According to the 2004 London-based mobileYouth report, released in May, for Americans under 25, roughly 6 times more of their spending goes to cell phones than to music purchases. This amounts to over $22 billion, or 5.5 percent of their total spending. The mobileYouth report details the effect of mobile technology on the lives of young people aged 5-24. "Increasingly more and more young people are being given mobile phones by their parents or buying mobile phones on their own," explains mobileYouth analyst Wyndham Lewis. "The music industry has claimed there's this direct correlation between music theft and copyright issues. What we're finding is that a lot of that money is being displaced and spent on mobile phones."

Currently, almost 45 million under-25s own cell phones. mobileYouth projects that number will grow 16 percent, to over 52 million, by 2006. Lewis expects that as youth continue to penetrate the mobile market at high rates, the displacement of funds away from traditional youth media will have more and more of an impact. "In the next year there will be increasing interest by media content providers to cash in on this [mobile youth trend]."

Sony Music Mobile has existed as a division since the fall of 2002, specializing in providing mobile content, which includes mobile wallpaper, screensavers and master ringtones. (For those not up on mobile lingo, master ringtones, better known as truetones, are mp3-like rings that can be downloaded to one's cell phone.) All of this content is based around Sony's roster of artists and has become an important part of marketing plans. "It's something that's become a very standard and routine part of our normal operation. Whenever we release a new record we try to have mobile content available with that release," explains Thomas Gewecke, senior vice president of business development for Sony Music Digital Services.
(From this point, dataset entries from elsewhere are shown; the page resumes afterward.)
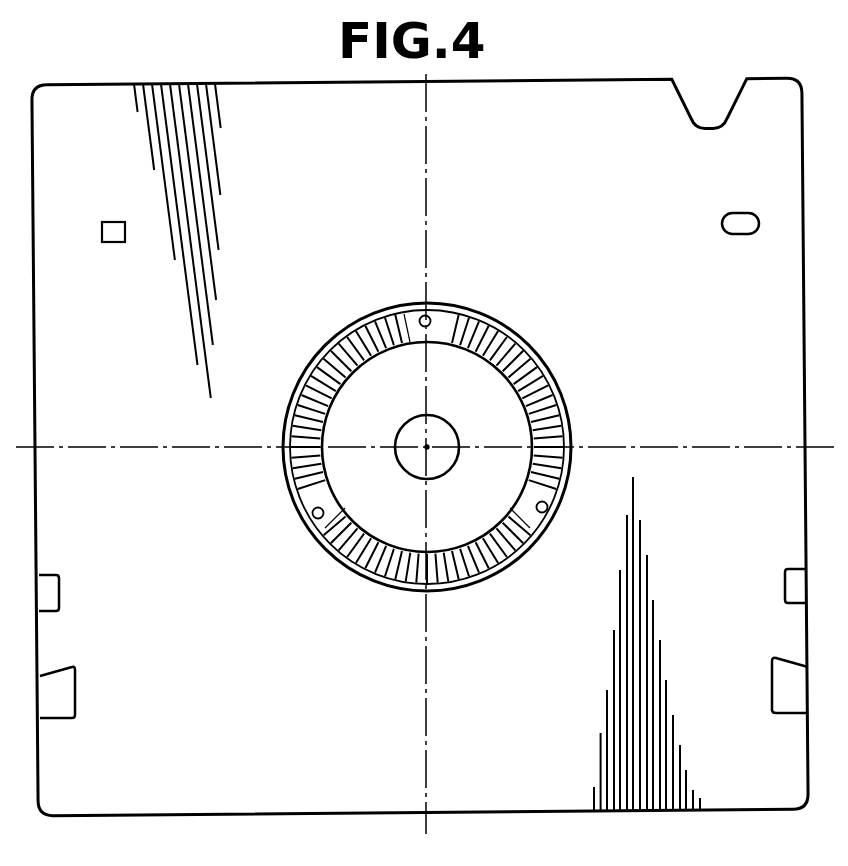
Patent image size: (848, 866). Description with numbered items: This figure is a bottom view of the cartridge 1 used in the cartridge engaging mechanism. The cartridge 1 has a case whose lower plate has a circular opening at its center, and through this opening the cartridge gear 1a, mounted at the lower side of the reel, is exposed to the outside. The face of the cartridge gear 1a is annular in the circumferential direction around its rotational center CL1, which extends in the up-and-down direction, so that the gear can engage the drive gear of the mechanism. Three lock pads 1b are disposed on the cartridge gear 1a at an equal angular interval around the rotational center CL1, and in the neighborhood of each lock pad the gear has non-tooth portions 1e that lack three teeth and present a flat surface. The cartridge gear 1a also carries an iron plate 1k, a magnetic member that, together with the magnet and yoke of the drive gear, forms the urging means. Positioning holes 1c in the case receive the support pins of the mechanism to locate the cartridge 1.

The cartridge 1 is at (712, 70).
The cartridge gear 1a is at (348, 335).
The lock pads 1b is at (413, 317).
The positioning holes 1c is at (107, 232).
The non-tooth portions 1e is at (441, 318).
The iron plate 1k is at (493, 412).
The rotational center CL1 is at (427, 449).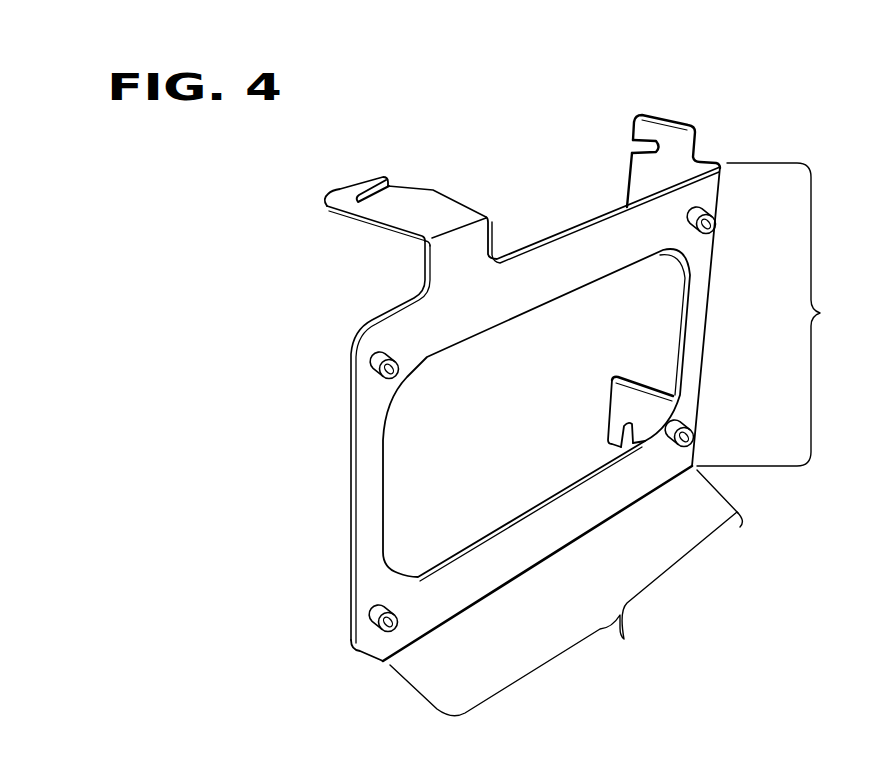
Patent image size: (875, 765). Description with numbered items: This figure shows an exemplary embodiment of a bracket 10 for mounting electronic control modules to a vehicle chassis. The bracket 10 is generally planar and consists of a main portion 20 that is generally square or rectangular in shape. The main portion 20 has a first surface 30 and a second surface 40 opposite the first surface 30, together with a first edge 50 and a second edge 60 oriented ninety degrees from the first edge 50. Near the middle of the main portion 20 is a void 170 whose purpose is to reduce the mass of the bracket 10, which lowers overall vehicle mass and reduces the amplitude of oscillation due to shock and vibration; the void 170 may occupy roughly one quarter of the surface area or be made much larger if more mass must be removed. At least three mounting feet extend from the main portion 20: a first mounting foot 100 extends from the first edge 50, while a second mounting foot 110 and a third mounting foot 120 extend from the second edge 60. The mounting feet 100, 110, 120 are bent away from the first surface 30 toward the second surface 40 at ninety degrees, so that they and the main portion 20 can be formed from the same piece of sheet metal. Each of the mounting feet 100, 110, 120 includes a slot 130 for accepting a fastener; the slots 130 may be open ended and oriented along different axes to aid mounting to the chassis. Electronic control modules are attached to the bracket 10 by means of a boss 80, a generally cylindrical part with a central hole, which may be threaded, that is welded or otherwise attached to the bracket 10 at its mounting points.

Sony is by no means alone in its attempts to tap into this mobile youth market. Warner Music Group recently announced a partnership with Mobileway, a California-based wireless entertainment and marketing company. "[The deal] allows fan to use five-digit short-codes to order mobile content directly to their phones from their phones and get billed automatically," explains Michael Nash, senior vice president of Internet strategy and business development at Warner Music Group. "The Mobileway deal allows us to message the fans directly in the context of the artist, for us it's putting the marketing equation all together. We're targeting teenagers and young adults with the artist they're really interested in and allowing them to connect to them directly." Warner will be able to put the five-digit codes onto all their marketing.

For all these companies, taking back some of the money displaced by mobile will be increasingly important in the future, especially if current music downloading trends continue. "We believe that in the U.S. the mobile music market is going to be a $1 billion dollar-plus market by 2007 or 2008. It's going to be a $5 to $10 billion global market in the same time period," Nash contends. "Key drivers are finding how to address the youth and teen market who are very interested in content in this way." There is little doubt that youth will continue to push mobile content and spending in an increasingly wireless world.